Palermo 2026, analisi centrocampo: qualità e quantità, manca l'ultimo tassello

Il cuore del Palermo di Inzaghi è un mix di componenti imprescindibili per il calcio moderno. Tra addii e nuova arrivi scopriamo le caratteristiche della mediana rosanero

Palermo 2026, analisi centrocampo: qualità e quantità, manca l'ultimo tassello

di Roberto Aiello 

Il centrocampo del Palermo si presenta alla nuova stagione con un'identità già ben definita: da una parte la qualità, dall'altra la quantità, e nel mezzo un reparto quasi completo che aspetta solo l'ultimo ritocco. 

Sul fronte tecnico, Ranocchia, Palumbo ed Hernani rappresentano la fantasia della squadra: giocatori capaci di illuminare la manovra, trovare l'ultimo passaggio, cambiare ritmo alla partita quando serve e rompere gli equilibri. Avere tre calciatori in rosa di così spiccata cifra tecnica, vuol dire che il Palermo ha innalzato notevolmente la qualità in mezzo al campo. 

Dall'altra parte, parlando di quantità, Estévez, Segre e Gomes garantiscono l'anima più muscolare e dinamica del reparto: tanta corsa, recupero palla e capacità di reggere il campo su entrambe le fasi. Il centrocampo del Palermo ha trovato finalmente un perfetto equilibrio tra chi il pallone lo fa girare attraverso geometrie ben definite e chi lavora, anche sporco, per recuperarlo, un mix che Inzaghi può dosare in base all'avversario e al momento della partita avendo almeno due giocatori a disposizione in ogni ruolo. 

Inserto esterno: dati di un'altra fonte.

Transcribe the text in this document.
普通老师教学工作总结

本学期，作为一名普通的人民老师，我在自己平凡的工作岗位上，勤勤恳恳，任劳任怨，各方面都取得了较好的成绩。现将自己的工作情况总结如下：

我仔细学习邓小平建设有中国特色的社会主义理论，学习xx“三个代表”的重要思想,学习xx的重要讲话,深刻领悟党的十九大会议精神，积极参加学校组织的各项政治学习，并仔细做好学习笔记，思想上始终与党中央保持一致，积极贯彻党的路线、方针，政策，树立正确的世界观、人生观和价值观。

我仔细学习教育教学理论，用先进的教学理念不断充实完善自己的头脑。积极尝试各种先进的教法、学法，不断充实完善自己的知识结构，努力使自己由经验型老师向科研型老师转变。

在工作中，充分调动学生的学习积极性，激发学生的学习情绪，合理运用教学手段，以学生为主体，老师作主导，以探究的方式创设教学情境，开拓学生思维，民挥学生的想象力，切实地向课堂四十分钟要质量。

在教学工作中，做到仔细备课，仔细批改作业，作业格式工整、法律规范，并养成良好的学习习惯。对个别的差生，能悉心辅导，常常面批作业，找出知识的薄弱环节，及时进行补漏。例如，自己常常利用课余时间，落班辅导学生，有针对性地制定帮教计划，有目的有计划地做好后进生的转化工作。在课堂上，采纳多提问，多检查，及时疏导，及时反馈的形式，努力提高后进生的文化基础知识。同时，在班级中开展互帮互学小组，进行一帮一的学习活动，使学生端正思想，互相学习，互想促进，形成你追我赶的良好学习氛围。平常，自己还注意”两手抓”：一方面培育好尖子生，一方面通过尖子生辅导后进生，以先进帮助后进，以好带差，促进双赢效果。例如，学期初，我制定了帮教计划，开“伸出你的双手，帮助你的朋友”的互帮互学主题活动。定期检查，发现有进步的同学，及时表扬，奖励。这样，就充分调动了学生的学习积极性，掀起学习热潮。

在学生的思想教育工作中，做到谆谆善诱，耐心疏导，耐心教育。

Detto questo, il reparto potrebbe richiedere un'ulteriore tassello. L'eventuale uscita di Blin, ormai fuori dal progetto tecnico, lascerà un vuoto che dovrà essere colmato, e la sensazione diffusa è che il club stia valutando un innesto giovane, un under per completare numericamente la mediana. Serve un ultimo innesto per dare a Inzaghi un'alternativa fresca, da lanciare a partita in corso o da far crescere nell'arco della stagione, in un campionato che a gennaio presenta sempre il conto in termini di energie fisiche e mentali. 

Nel complesso, la mediana rosanero è già ad oggi uno dei più equilibrati della categoria, con soluzioni per ogni fase di gioco e ogni tipo di partita. Manca solo un ultimo tassello under, giovane, fresco, magari con margini di crescita per trasformare un reparto già ottimo in un reparto davvero completo, capace di reggere l'intera stagione senza cali di tensione nei momenti che contano.